This representative farmer and highly esteemed citizen of Central Lake township, Antrim county, is a native of county Kent, Michigan, where he was born, in the village of Jamestown, on the 25th of May, 1859, being a son of Judson A. and Mary A. (Odell) Boice, the former of whom was born in Massachusetts and the latter in Ohio. The father of the subject was a harness-maker by trade and followed this vocation in various parts of the county, while finally he took up his residence in Michigan and turned his attention to farming, with which he continued to be identified until his death, which occurred in 1878, at his home in Barry county. His devoted wife survived him by nearly a quarter of a century, her death occurring in 1900.
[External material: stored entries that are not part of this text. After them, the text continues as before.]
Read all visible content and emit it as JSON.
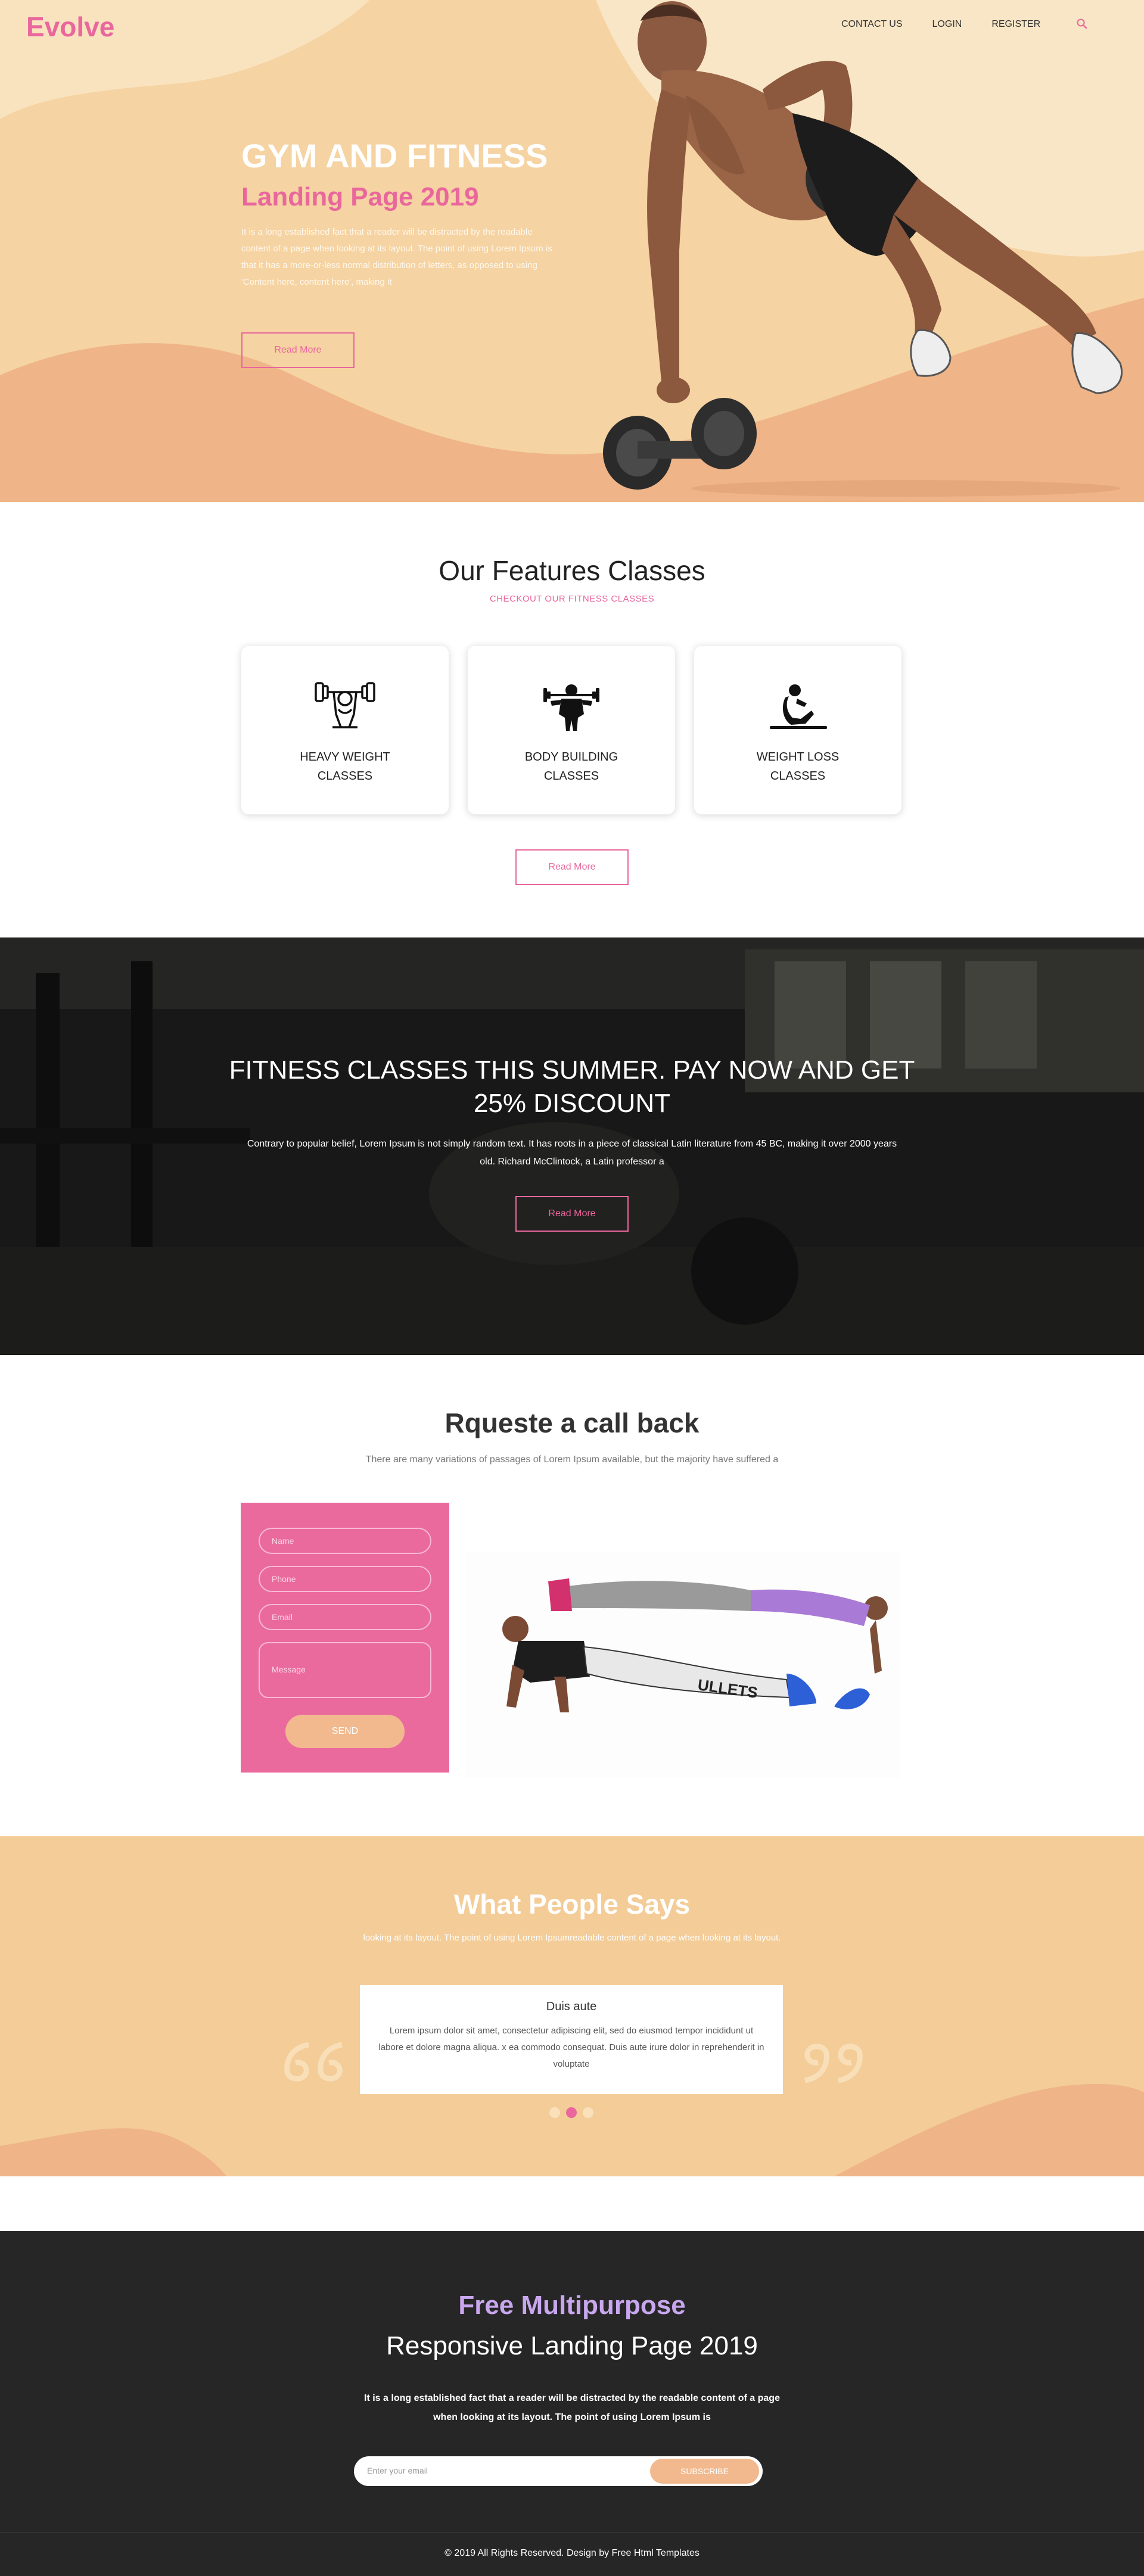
{
  "brand": {
    "logo": "Evolve",
    "accent": "#e9679c",
    "peach": "#f1b98d",
    "sand": "#f6d6a6"
  },
  "nav": {
    "links": [
      "CONTACT US",
      "LOGIN",
      "REGISTER"
    ],
    "search_icon": "search-icon"
  },
  "hero": {
    "title": "GYM AND FITNESS",
    "subtitle": "Landing Page 2019",
    "description": "It is a long established fact that a reader will be distracted by the readable content of a page when looking at its layout. The point of using Lorem Ipsum is that it has a more-or-less normal distribution of letters, as opposed to using 'Content here, content here', making it",
    "button": "Read More"
  },
  "features": {
    "title": "Our Features Classes",
    "kicker": "CHECKOUT OUR FITNESS CLASSES",
    "cards": [
      {
        "icon": "weightlifter-icon",
        "label": "HEAVY WEIGHT CLASSES"
      },
      {
        "icon": "bodybuilder-icon",
        "label": "BODY BUILDING CLASSES"
      },
      {
        "icon": "situp-icon",
        "label": "WEIGHT LOSS CLASSES"
      }
    ],
    "button": "Read More"
  },
  "promo": {
    "title": "FITNESS CLASSES THIS SUMMER. PAY NOW AND GET 25% DISCOUNT",
    "description": "Contrary to popular belief, Lorem Ipsum is not simply random text. It has roots in a piece of classical Latin literature from 45 BC, making it over 2000 years old. Richard McClintock, a Latin professor a",
    "button": "Read More"
  },
  "callback": {
    "title": "Rqueste a call back",
    "description": "There are many variations of passages of Lorem Ipsum available, but the majority have suffered a",
    "form": {
      "name_placeholder": "Name",
      "phone_placeholder": "Phone",
      "email_placeholder": "Email",
      "message_placeholder": "Message",
      "send": "SEND"
    }
  },
  "testimonials": {
    "title": "What People Says",
    "description": "looking at its layout. The point of using Lorem Ipsumreadable content of a page when looking at its layout.",
    "card": {
      "name": "Duis aute",
      "text": "Lorem ipsum dolor sit amet, consectetur adipiscing elit, sed do eiusmod tempor incididunt ut labore et dolore magna aliqua. x ea commodo consequat. Duis aute irure dolor in reprehenderit in voluptate"
    },
    "dots": 3,
    "active_dot": 2
  },
  "footer": {
    "title1": "Free Multipurpose",
    "title2": "Responsive Landing Page 2019",
    "description": "It is a long established fact that a reader will be distracted by the readable content of a page when looking at its layout. The point of using Lorem Ipsum is",
    "email_placeholder": "Enter your email",
    "subscribe": "SUBSCRIBE",
    "copyright": "© 2019 All Rights Reserved. Design by Free Html Templates"
  }
}
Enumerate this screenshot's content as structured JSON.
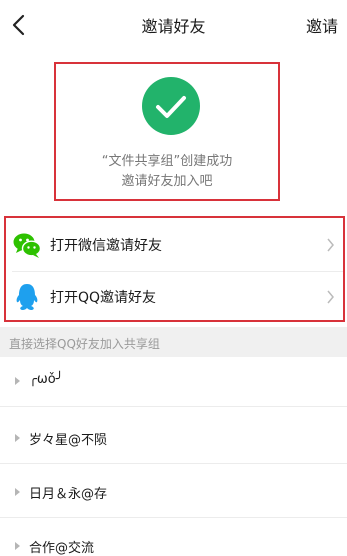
{
  "header": {
    "title": "邀请好友",
    "action_label": "邀请",
    "back_icon": "back-chevron-icon"
  },
  "success": {
    "icon": "check-circle-icon",
    "line1": "“文件共享组”创建成功",
    "line2": "邀请好友加入吧",
    "accent_color": "#22b36b"
  },
  "options": [
    {
      "label": "打开微信邀请好友",
      "icon": "wechat-icon"
    },
    {
      "label": "打开QQ邀请好友",
      "icon": "qq-icon"
    }
  ],
  "section": {
    "label": "直接选择QQ好友加入共享组"
  },
  "groups": [
    {
      "name": "╭ωǒ╯"
    },
    {
      "name": "岁々星@不陨"
    },
    {
      "name": "日月＆永@存"
    },
    {
      "name": "合作@交流"
    }
  ],
  "colors": {
    "highlight_border": "#d8323a",
    "section_bg": "#f0f0f0",
    "secondary_text": "#777777"
  }
}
The subject passed his boyhood days in Kent and Barry counties, this state, early beginning to assist in the work of the home farm and duly availing himself of the advantages of the public schools. The greater part of his business career thus far has been one of successful identification with the great basic industry of agriculture, and he followed farming in the southern part of the state until 1892, in which year he disposed of his interests in Barry county and came to Antrim county, where he effected the purchase of his present homestead, which is one of the valuable farms of Central Lake township, comprising one hundred and twenty acres, of which about eighty acres are available for profitable cultivation. Mr. Boice has made many improvements on his place and has carried forward the various departments of his farming enterprise with marked energy and good judgment, being alert and progressive in his methods and having thus gained the maximum returns from his farm, which is devoted to diversified agriculture, horticulture and fruit and stock raising. So far as national and state issues are involved Clinton S. Boice is an uncompromising Republican in his political adherence, but in local affairs he maintains an independent attitude, giving his support to men and measures approved by his judgment, without regard to strict partisan lines. He is affiliated with the Independent Order of Odd Fellows and also with the fraternity known as the Gleaners. Mrs. Boice is a Methodist in religion.
The marriage of Mr. Boice was solemnized in the year 1877, when he wedded Miss Evelyn Chamberlain, who was born in Carlton, Michigan, being a daughter of Lyman and Nancy (McDonald) Chamberlain, who came thence to Michigan when she was a child, locating in Barry county, where she was reared and educated, and where her parents passed the remainder of their lives, the father having been a farmer by vocation and a man of influence in his community. Mr. and Mrs. Boice have six children, namely: Floyd E., Lyman L., Ila S., Carl C., Henry R. and Gertrude M. The older daughter, Ila, is now the wife of Henry Vanderyacht, a prosperous farmer of this county.
In conclusion it may be said that the subject traces his lineage on the paternal side to pure French origin, the original spelling of the name having been DuBois. David DuBois, to whom the ancestry is directly traced, removed from France to Ireland, where the orthography of the name was changed to Boice, and in 1728 members of the family emigrated from the Emerald Isle to America, settling in Massachusetts, and representatives of the name are now to be found in the most diverse sections of the Union, ancestors of the subject having been numbered among the early settlers in Ohio.